Building Systems that Think
Built a 2-layer neural network from absolute zero — no PyTorch, no TensorFlow. Rediscovered backpropagation, softmax, and gradient descent by asking "why?" at every step. 95% accuracy on MNIST.
Taught a neural network to play Snake using deep Q-learning — no tutorials, no guides. I worked out the entire RL architecture myself: how to encode game state, design a reward system that doesn't cheat, balance exploration vs. exploitation, and fix stalled rewards where the snake just loops forever. Getting it to actually learn took a lot of iteration.
A research framework for detecting cyberattacks in industrial control systems — water treatment plants, power grids — by checking whether sensor readings violate physical laws. I built a Physics Inconsistency Tensor that captures when mass balance or energy conservation breaks down, which is usually a sign something's been tampered with. Tested on the SWaT dataset; turned up some genuinely surprising findings about when physics-informed features lose to raw sensors.

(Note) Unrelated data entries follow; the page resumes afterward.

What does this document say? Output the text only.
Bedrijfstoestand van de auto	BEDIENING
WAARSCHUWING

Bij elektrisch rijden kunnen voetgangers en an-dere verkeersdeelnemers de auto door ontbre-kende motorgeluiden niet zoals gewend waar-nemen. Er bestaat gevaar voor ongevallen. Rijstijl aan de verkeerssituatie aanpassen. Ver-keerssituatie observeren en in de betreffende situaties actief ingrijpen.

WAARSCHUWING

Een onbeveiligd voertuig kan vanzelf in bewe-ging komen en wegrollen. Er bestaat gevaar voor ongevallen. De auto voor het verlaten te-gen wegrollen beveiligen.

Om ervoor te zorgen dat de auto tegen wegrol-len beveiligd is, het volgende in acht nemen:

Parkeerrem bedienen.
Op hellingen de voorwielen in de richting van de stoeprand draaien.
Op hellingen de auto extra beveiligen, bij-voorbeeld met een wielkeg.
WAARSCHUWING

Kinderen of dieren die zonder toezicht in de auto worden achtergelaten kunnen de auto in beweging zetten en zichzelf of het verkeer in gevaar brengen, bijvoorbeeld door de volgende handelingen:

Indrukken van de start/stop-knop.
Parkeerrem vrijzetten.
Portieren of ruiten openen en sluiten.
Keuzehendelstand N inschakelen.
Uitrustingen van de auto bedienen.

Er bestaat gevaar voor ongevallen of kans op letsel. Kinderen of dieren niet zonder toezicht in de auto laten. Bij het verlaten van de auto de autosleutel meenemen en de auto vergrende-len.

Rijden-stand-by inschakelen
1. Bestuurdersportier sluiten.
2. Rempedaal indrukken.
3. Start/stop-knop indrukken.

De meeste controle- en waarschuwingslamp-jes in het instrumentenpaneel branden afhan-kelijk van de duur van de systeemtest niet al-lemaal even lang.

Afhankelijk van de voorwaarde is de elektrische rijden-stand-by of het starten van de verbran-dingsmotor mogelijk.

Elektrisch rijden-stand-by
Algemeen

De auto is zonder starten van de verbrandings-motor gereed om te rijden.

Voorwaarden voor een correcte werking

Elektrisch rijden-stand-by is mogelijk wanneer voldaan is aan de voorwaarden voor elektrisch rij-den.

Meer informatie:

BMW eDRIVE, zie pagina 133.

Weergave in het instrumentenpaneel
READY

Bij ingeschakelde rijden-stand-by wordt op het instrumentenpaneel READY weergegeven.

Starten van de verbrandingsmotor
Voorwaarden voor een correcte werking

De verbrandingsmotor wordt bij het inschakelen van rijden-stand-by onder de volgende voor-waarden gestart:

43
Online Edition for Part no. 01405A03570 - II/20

Built for the Kharagpur Data Science Hackathon — the task was checking whether a character's backstory contradicts a 100,000-word novel. I designed a multi-agent architecture inspired by how biological neurons compete: one agent looks for contradictions, another assumes consistency, and a supervisor arbitrates when they disagree. The architecture evolved through three full iterations before landing on something that actually worked. 70.9% accuracy across novels it had never seen.
C. elegans early embryogenesis — from physics to discovered equations. Instead of prescribing a developmental graph and learning to characterize it, I let the graph emerge from a physics simulation: five energy terms, no hardcoded positions. The ABa-P2 contact that never forms in real embryos was never forbidden — the geometry just enforces it. SINDy then distills the simulation trajectories into symbolic laws: out of thirteen candidate terms, only cortical tension and neighbor count survived.